2013 LIHTC Compliance Recap
As we wind down 2013 and prepare for a new year, the Insider looks back and reviews the major events and changes that affected the low-income housing tax credit (LIHTC) industry:
Congress’ “Fiscal Cliff” Package
The year began with a major victory for the LIHTC industry. Congress’ fiscal cliff package, agreed upon late on Jan. 1, included an extension of the 9 percent floor for the LIHTC. Originally set in 2008 by the Housing and Economic Recovery Act, the 9 percent floor had effectively expired. But due to the agreement, any projects receiving allocations by the end of 2013 were allowed to use the minimum 9 percent credit rate instead of the monthly floating rate, which was closer to 7.36 percent. This extension ensured that more equity could go into any one given project and increase the financial viability of LIHTC deals. Aside from the 9 percent floor, the extenders package included the continued exclusion of military basic housing allowances from income qualification calculations from Jan. 1, 2012, to Jan. 1, 2014.
Violence Against Women Act
In March, President Obama signed the reauthorization of the federal Violence Against Women Act (VAWA). Reauthorization expanded its coverage to include more federal housing programs such as LIHTC and HOME. VAWA protects both child and adult victims of domestic violence, dating violence, sexual assault, and stalking.
The conforming amendments to the act state that nothing in the act shall be construed to disqualify an owner, manager, or other individual from participating in or receiving the benefits of the LIHTC program because of noncompliance with the provisions of the act. Therefore, the practical implementation of VAWA is dependent on individual state housing agency policies.
HOME Final Rule
On July 24, HUD published a final rule in the Federal Register to amend the HOME Investment Partnerships (HOME) program regulations. These amendments to the HOME regulations represent the most significant changes to the HOME program in 17 years. The regs affect only those tax credit sites that have incorporated HOME funds to finance the development of the site.
In general, the provisions of the 2013 rule are applicable to projects for which HOME funds are committed on or after Aug. 23, 2013, which was 30 days following the publication date of the final rule. If this is true in your case, new inspection rules, HOME student definitions, and a compliance monitoring fee apply to your HOME-assisted site.
Change 4 to HUD Handbook 4350.3 REV-1
On Aug. 7, HUD released Change 4 to Handbook 4350.3 REV-1, Occupancy Requirements of Subsidized Multifamily Housing Programs. Change 4 is the first formal change to the Handbook since 2009. Every chapter of the HUD Handbook 4350.3 other than Chapter 2 has been affected by Change 4. However, only a portion of the changes apply to the compliance requirements of the LIHTC program.

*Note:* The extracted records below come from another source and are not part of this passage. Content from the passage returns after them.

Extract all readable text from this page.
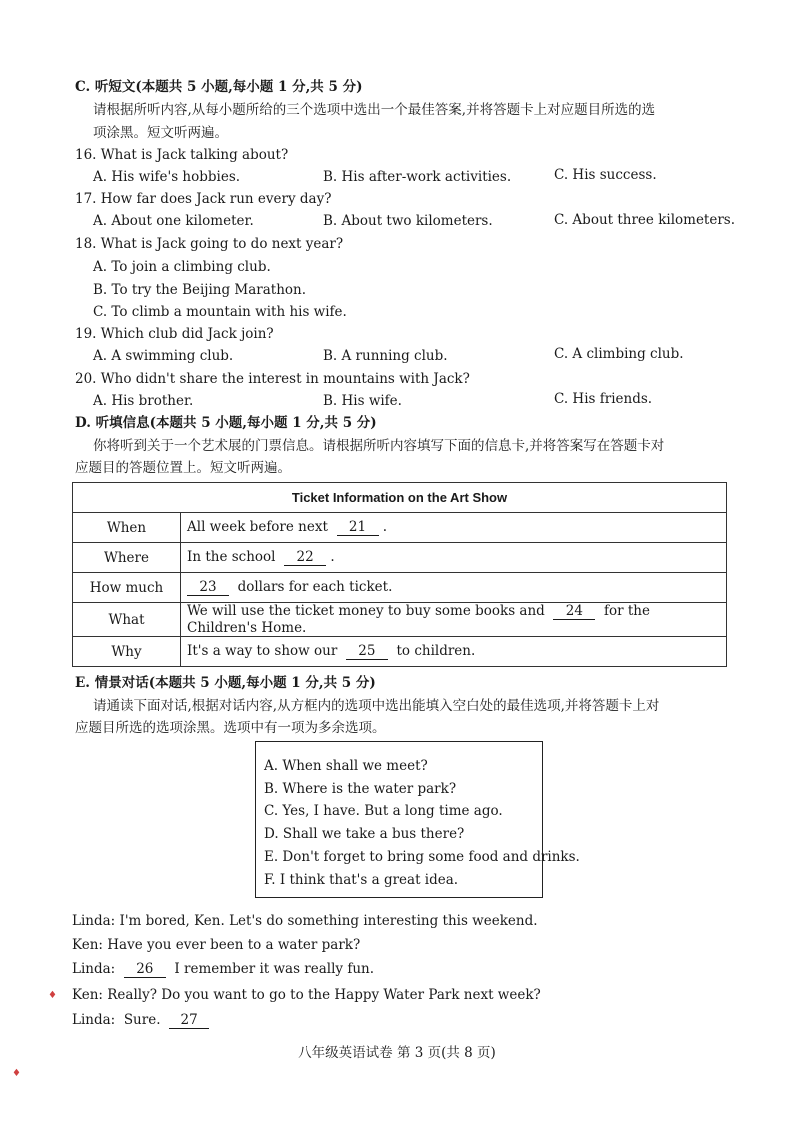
C. 听短文(本题共 5 小题,每小题 1 分,共 5 分)
请根据所听内容,从每小题所给的三个选项中选出一个最佳答案,并将答题卡上对应题目所选的选
项涂黑。短文听两遍。
16. What is Jack talking about?
A. His wife's hobbies.	B. His after-work activities.	C. His success.
17. How far does Jack run every day?
A. About one kilometer.	B. About two kilometers.	C. About three kilometers.
18. What is Jack going to do next year?
A. To join a climbing club.
B. To try the Beijing Marathon.
C. To climb a mountain with his wife.
19. Which club did Jack join?
A. A swimming club.	B. A running club.	C. A climbing club.
20. Who didn't share the interest in mountains with Jack?
A. His brother.	B. His wife.	C. His friends.
D. 听填信息(本题共 5 小题,每小题 1 分,共 5 分)
你将听到关于一个艺术展的门票信息。请根据所听内容填写下面的信息卡,并将答案写在答题卡对
应题目的答题位置上。短文听两遍。
Ticket Information on the Art Show	
When	All week before next 21 .
Where	In the school 22 .
How much	23 dollars for each ticket.
What	We will use the ticket money to buy some books and 24 for the Children's Home.
Why	It's a way to show our 25 to children.
E. 情景对话(本题共 5 小题,每小题 1 分,共 5 分)
请通读下面对话,根据对话内容,从方框内的选项中选出能填入空白处的最佳选项,并将答题卡上对
应题目所选的选项涂黑。选项中有一项为多余选项。
A. When shall we meet?
B. Where is the water park?
C. Yes, I have. But a long time ago.
D. Shall we take a bus there?
E. Don't forget to bring some food and drinks.
F. I think that's a great idea.
Linda: I'm bored, Ken. Let's do something interesting this weekend.
Ken: Have you ever been to a water park?
Linda: 26 I remember it was really fun.
♦ Ken: Really? Do you want to go to the Happy Water Park next week?
Linda: Sure. 27
八年级英语试卷 第 3 页(共 8 页)
♦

In Change 4, HUD clarified that IRA, Keogh, and similar retirement savings accounts are counted as assets, even though withdrawal would result in a penalty, unless benefits are being received through periodic payments [HUD Handbook 4350.3, par. 5-7 (G)(4)(b)]. In addition, you are to include in annual income any retirement benefits received through periodic payments. And you are not to count any remaining amounts in the account as an asset [HUD Handbook 4350.3, par. 5-7 (4)(d)].
Also, HUD added details for the types of third-party verification in the order of their acceptability. For example, under third-party written verification from a source, the Handbook requires an original or authentic document generated by a third-party source that’s dated within 120 days from the date of receipt by the owner. And examples of such tenant-provided documentation that may be used includes, but is not limited to: pay stubs, payroll summary report, employer notice/letter of hire/termination, SSA benefit letter, bank statements, child support payment stubs, welfare benefit letters and/or printouts, and unemployment monetary benefit notices [HUD Handbook 4350.3, par. 5-13 (B)(1)(b)(1)].
IRS Revenue Ruling 2013-17
On Aug. 29, the IRS and Treasury released Revenue Ruling 2013-17, providing guidance for the treatment of same-sex marriages. To summarize, for federal tax purposes the terms “spouse,” “husband and wife,” “husband,” and “wife” include an individual married to a person of the same sex if the individuals are lawfully married under state law, and the term “marriage” includes such a marriage between individuals of the same sex.
The IRS adopts a general rule recognizing a marriage of same-sex individuals that was validly entered into in a state whose laws authorize the marriage of two individuals of the same sex even if the married couple is domiciled in a state that does not recognize the validity of same-sex marriages.
Specific to IRC Section 42 and 100 percent full-time student households, the exception under IRC Section 42(i)(3)(D)(ii)(II) for students who are married and can file a joint return applies to married same-sex couples described above. Further, the exception can be applied retroactively to same-sex couples currently occupying low-income units. For example, if a same-sex married couple is in the process of being evicted because they are both full-time students and were determined to be ineligible for the exception, then the exception is applied retroactively and the couple does not violate the requirement that a unit not be occupied entirely by full-time students.